What I find most interesting about "Doctor Who" is not the plot, the twists and turns, or the illusions to other historical events being orchestrated by the Doctor. It's that the latest incarnation is intended to be a children's program. Either Americans are wusses or the Brits really like to mess with their children, because some of these episodes would have really scared me silly as a child. I mean, I'm still frighted when I hear the all too familiar and eerie exclamation of "EXTERMINATE." The episode "Blink" from a few seasons back effectively gave me a fear of garden statuary. It really makes me wonder about what, exactly, constitutes a children's show. When I was little, they were fairly obvious. Pretty much any cartoon was a children's show. Then, of course, "The Simpsons" came along and blurred the line a little. But that was on during prime time. It was a fairly hard and fast rule that anything on after the 6 o'clock news was going to be adult programming. That's all changed now. The Cartoon Network actually premieres new cartoons in the early evening, cartoons that my husband and I watch. Now, too, there are more cartoons intended for adults. They play directly after the cartoons for children. Sure, they're grouped under the title "Adult Swim," indicating that they're not for children, but the line is blurred. When I worked in social services, I often had pre-teen clients who wanted to talk about the latest episode of "Family Guy" or "South Park." It always gave me pause, as I don't believe in censorship, but the content of these shows tends toward the more mature.

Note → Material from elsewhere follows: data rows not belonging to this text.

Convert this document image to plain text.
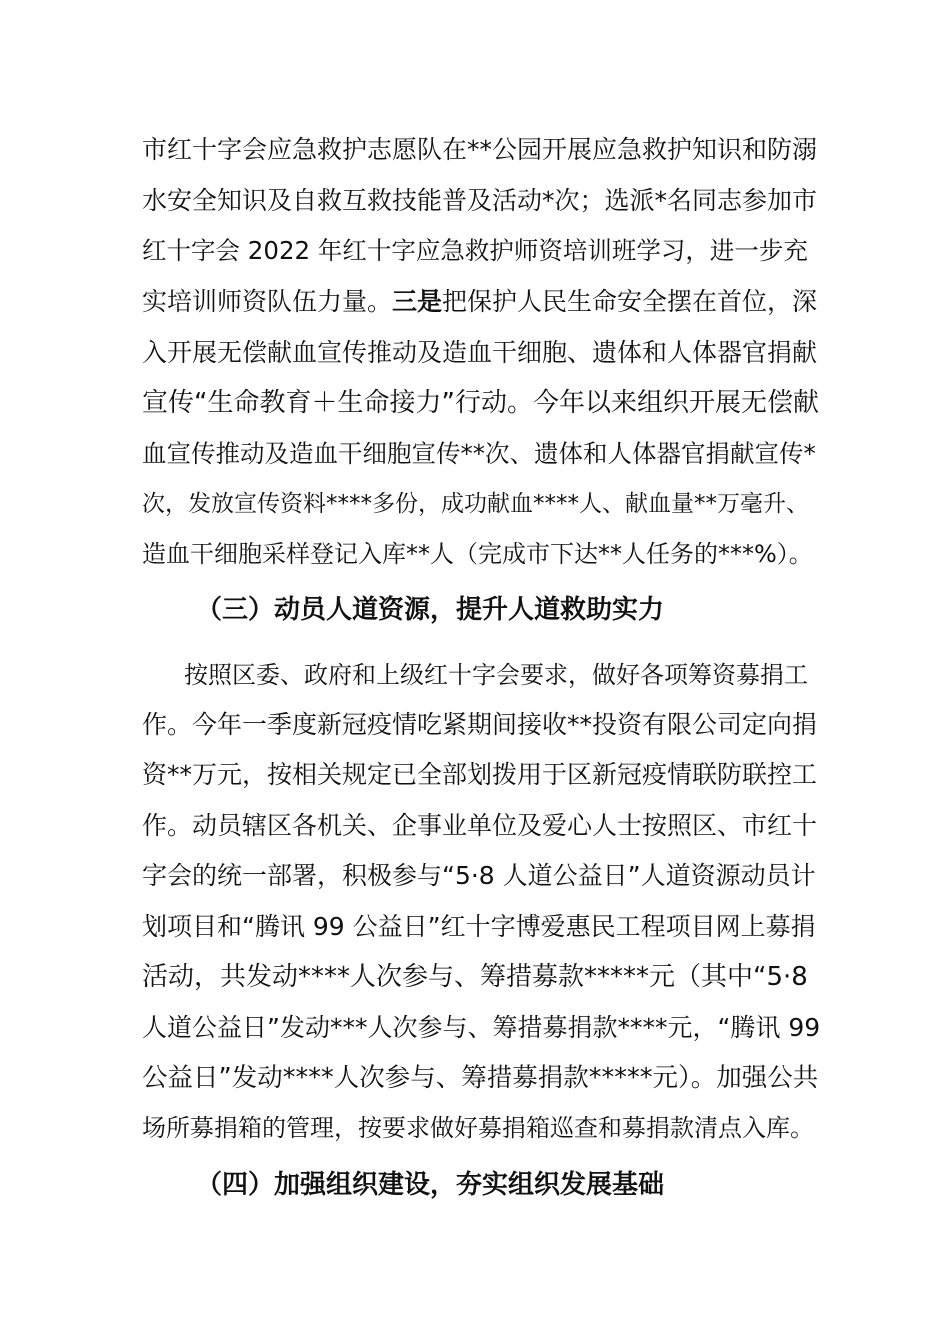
市红十字会应急救护志愿队在**公园开展应急救护知识和防溺
水安全知识及自救互救技能普及活动*次；选派*名同志参加市
红十字会 2022 年红十字应急救护师资培训班学习，进一步充
实培训师资队伍力量。三是把保护人民生命安全摆在首位，深
入开展无偿献血宣传推动及造血干细胞、遗体和人体器官捐献
宣传“生命教育＋生命接力”行动。今年以来组织开展无偿献
血宣传推动及造血干细胞宣传**次、遗体和人体器官捐献宣传*
次，发放宣传资料****多份，成功献血****人、献血量**万毫升、
造血干细胞采样登记入库**人（完成市下达**人任务的***%）。
（三）动员人道资源，提升人道救助实力
按照区委、政府和上级红十字会要求，做好各项筹资募捐工
作。今年一季度新冠疫情吃紧期间接收**投资有限公司定向捐
资**万元，按相关规定已全部划拨用于区新冠疫情联防联控工
作。动员辖区各机关、企事业单位及爱心人士按照区、市红十
字会的统一部署，积极参与“5·8 人道公益日”人道资源动员计
划项目和“腾讯 99 公益日”红十字博爱惠民工程项目网上募捐
活动，共发动****人次参与、筹措募款*****元（其中“5·8
人道公益日”发动***人次参与、筹措募捐款****元，“腾讯 99
公益日”发动****人次参与、筹措募捐款*****元）。加强公共
场所募捐箱的管理，按要求做好募捐箱巡查和募捐款清点入库。
（四）加强组织建设，夯实组织发展基础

I have the same questions about young adult fiction too. When I was a kid, this genre barely existed. It was made up of, principally, "Goosebumps" books by R. L. Stein. I read a few of them on a camping trip. They were entertaining enough, but I wanted to read other things too, and so moved right along to adult fiction. Now, a scant twelve years later, the young adult genre is exploding with books that I would, and have, read. Books like "Little Brother" by Cory Doctorow and the "Uglies" series by Scott Westerfeld are all fairly sophisticated stuff for kids. I would have loved these books as a kid, and my mom wouldn't have had the control of them the way she did tv. I distinctly remember, for instance, when she fast forwarded through the racy scene betwen Forrest and Jenny in "Forrest Gump." At that same age, I was reading adult fiction, studying Shakespeare. It struck me as hilarious then. I couldn't watch it on tv, but I could read about it at great length. It's still funny, actually.

Basically, what designates something as being for young adults versus actual adults?